Under Assad, Iran-backed Hezbollah used Syria to bring in weapons and other military equipment from Iran, through Iraq and Syria and into Lebanon. But on Dec. 6, anti-Assad fighters seized the border with Iraq and cut off that route, and two days later, rebels captured the capital Damascus.

"Yes, Hezbollah has lost the military supply route through Syria at this stage, but this loss is a detail in the resistance's work," Qassem said in a televised speech on Saturday, without mentioning Assad by name, Reuters reported.

"A new regime could come and this route could return to normal, and we could look for other ways," he added.

Hezbollah started intervening in Syria in 2013 to help Assad fight rebels seeking to topple him at that time.
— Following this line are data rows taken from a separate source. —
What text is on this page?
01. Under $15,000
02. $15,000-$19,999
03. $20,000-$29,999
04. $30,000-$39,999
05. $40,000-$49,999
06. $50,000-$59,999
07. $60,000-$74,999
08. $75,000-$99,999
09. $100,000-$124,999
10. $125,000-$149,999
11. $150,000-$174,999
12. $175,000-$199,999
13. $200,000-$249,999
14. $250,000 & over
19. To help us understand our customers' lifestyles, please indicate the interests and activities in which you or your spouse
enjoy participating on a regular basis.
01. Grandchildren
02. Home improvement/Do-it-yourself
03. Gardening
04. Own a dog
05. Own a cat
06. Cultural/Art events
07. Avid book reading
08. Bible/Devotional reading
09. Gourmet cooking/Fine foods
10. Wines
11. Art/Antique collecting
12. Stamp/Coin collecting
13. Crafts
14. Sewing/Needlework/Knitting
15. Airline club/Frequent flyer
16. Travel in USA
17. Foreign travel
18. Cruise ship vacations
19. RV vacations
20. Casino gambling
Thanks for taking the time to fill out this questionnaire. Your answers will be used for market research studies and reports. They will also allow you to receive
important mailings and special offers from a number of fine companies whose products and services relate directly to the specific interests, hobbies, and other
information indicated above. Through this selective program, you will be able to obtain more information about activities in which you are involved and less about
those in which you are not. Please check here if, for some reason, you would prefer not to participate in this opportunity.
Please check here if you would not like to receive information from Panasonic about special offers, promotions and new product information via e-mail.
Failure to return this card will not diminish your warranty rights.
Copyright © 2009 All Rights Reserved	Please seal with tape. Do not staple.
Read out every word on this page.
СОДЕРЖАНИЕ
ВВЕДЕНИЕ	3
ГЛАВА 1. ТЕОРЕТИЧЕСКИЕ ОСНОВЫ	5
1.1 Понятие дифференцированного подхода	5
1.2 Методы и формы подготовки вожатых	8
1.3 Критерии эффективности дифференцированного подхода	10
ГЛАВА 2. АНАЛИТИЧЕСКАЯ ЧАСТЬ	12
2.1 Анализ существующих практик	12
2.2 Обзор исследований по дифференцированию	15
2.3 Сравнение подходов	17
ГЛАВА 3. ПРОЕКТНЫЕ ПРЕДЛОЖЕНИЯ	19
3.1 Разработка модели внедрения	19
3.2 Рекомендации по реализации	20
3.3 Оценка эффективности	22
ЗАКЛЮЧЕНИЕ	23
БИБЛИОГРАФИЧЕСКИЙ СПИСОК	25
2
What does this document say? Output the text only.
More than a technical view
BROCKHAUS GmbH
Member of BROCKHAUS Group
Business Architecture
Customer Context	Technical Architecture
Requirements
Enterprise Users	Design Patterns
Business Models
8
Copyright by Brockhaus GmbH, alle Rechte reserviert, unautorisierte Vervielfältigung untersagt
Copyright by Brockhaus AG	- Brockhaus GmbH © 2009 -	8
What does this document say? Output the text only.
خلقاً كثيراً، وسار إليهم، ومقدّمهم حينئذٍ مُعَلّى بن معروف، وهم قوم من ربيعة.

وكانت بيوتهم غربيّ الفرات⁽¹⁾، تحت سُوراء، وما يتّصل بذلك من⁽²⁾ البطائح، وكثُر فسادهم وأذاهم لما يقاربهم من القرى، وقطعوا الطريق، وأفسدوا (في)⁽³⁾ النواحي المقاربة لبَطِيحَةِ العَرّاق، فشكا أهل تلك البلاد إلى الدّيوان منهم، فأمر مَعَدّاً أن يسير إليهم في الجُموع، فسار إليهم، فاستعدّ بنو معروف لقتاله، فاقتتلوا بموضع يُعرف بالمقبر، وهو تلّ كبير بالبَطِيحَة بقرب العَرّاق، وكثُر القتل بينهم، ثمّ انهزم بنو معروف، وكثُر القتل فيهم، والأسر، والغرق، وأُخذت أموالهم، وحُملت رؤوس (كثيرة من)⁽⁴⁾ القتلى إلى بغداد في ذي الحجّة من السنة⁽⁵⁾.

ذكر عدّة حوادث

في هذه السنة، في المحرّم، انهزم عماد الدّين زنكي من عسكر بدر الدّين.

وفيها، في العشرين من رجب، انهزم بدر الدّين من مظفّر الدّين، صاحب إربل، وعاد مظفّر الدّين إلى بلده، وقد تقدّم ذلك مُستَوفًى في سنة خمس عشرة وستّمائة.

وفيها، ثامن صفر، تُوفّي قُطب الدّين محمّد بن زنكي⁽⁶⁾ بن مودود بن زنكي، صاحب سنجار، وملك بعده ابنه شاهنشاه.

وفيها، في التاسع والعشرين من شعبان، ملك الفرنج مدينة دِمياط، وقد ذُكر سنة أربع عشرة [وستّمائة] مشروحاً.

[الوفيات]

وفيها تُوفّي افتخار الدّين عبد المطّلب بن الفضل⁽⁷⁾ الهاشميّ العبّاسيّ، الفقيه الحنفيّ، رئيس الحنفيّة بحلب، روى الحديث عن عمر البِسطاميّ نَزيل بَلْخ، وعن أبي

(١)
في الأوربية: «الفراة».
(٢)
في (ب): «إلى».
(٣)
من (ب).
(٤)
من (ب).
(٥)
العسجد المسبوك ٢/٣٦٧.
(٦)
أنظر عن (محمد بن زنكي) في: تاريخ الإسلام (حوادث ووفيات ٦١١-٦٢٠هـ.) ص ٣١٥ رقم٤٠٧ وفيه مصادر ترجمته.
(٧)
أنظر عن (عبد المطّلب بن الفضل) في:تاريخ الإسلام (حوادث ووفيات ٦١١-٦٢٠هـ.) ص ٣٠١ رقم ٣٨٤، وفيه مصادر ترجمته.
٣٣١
Last week, as rebels approached Damascus, the group sent supervising officers to oversee a withdrawal of its fighters there.

More than 50 years of Assad family rule has now been replaced with a transitional caretaker government put in place by Hayat Tahrir al-Sham, a former al Qaeda affiliate that spearheaded the rebel offensive.

Qassem said Hezbollah "cannot judge these new forces until they stabilise" and "take clear positions", but said he hoped that the Lebanese and Syrian peoples and governments could continue to cooperate.

"We also hope that this new ruling party will consider Israel an enemy and not normalise relations with it. These are the headlines that will affect the nature of the relationship between us and Syria," Qassem said.

Hezbollah and Israel exchanged fire across Lebanon's southern border for nearly a year in hostilities triggered by the Gaza war, before Israel went on the offensive in September, killing most of Hezbollah's top leadership.